Buyer Loyalty – If the experience is bad enough, you may get the product back, along with a demand for a refund. Time and money – not good.
Word-of-Mouth Marketing – Happily this exposure is exactly what you want for your company. Hopefully these words will be loud and passionate. Now you stand to benefit from widely available praise for your commitment to excellence in all you do. Now, instead of worrying about bad first impressions, you’ll benefit from customers recruiting new customers for you!
The pivot point of retention is that it keeps customers you worked hard to acquire and it creates momentum so existing customers sell new customers for you. Sure, retention costs money, but not as much as new sales!
June 9, 2009
One of our cultural short-comings regarding customer care is that it is treated as a cost and not a benefit. (I say cultural because in simpler and smaller markets it’s quite clear to business owners that they need long-term relationships with their customers.) Short-term gains come from increasing revenues and decreasing costs. So this approach means that to realize gains, a company should reduce customer care. And this thinking, while short-sighted, is actually true… to a degree. At the extreme, one could eliminate all customer care and this would boost profitability. But unless you sell a perfect product that meets each of your consumers needs perfectly, your gains will be short-lived. Why? Because we want customers to remain customers for a long time.
Two Cases
1) In one case, products are transactional in nature. (i.e. Customers are likely to buy only one.)

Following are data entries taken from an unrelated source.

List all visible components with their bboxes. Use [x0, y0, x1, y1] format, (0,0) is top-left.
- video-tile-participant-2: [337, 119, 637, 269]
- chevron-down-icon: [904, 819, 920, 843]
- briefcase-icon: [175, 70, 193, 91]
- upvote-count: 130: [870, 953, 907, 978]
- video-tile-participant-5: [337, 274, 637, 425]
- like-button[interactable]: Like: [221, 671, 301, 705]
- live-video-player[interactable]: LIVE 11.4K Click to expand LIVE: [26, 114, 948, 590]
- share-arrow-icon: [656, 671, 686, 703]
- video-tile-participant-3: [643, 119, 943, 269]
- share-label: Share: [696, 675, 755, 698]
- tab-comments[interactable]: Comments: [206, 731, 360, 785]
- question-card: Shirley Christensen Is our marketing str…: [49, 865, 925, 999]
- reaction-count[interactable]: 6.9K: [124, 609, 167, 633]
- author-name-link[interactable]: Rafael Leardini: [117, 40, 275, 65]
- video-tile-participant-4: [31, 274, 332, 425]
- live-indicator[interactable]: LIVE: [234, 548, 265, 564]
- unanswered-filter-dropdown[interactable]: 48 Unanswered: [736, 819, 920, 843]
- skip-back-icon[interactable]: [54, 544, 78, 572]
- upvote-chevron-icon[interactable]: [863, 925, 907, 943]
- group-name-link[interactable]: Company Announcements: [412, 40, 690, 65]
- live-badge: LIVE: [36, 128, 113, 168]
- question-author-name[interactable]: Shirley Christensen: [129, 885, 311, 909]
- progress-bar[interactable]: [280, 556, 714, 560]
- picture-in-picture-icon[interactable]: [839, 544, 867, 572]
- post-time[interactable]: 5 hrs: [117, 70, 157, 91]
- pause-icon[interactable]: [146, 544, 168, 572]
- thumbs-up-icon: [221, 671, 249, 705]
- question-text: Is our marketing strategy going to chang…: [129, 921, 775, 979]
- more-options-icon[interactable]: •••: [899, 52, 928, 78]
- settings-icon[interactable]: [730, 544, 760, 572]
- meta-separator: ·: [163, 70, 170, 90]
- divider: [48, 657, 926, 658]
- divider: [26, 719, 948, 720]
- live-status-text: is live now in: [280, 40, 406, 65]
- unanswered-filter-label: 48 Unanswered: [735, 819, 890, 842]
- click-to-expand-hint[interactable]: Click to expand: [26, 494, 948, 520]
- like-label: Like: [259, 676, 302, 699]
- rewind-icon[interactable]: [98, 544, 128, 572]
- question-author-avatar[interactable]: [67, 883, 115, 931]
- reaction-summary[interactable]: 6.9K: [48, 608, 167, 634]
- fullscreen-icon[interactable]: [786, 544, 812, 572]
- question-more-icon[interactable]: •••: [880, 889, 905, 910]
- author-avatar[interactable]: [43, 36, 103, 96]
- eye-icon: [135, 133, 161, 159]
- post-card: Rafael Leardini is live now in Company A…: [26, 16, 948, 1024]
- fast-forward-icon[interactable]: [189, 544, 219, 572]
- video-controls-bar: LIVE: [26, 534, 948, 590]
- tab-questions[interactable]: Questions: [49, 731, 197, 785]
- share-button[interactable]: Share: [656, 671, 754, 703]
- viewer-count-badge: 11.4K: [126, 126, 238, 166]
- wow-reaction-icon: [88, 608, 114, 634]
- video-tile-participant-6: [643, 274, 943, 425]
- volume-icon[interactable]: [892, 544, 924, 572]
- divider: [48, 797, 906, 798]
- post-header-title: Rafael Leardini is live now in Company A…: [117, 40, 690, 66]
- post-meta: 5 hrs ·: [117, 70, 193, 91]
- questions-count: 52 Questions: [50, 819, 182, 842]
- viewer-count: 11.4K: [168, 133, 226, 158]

2) In another case, customers start by buying one product, but then increase their consumption (either of more of the same product or they cross product lines and buy something different).
In both cases, companies must provide service (even if it means a hit on short-term profitability) so that the customer experience is good enough to create the possibility of future sales. In the first case this comes through word-of-mouth marketing (which incidentally, isn’t free) and in the second case comes through a level of satisfaction or trust in the first product.
The pivot point is that customer service is not optional. Whether you sell once to many customers, or many times to one customer, service is required. Companies that invest in service to differentiate themselves and create a strategic advantage reap the rewards long after their short-sighted competitors fade from view.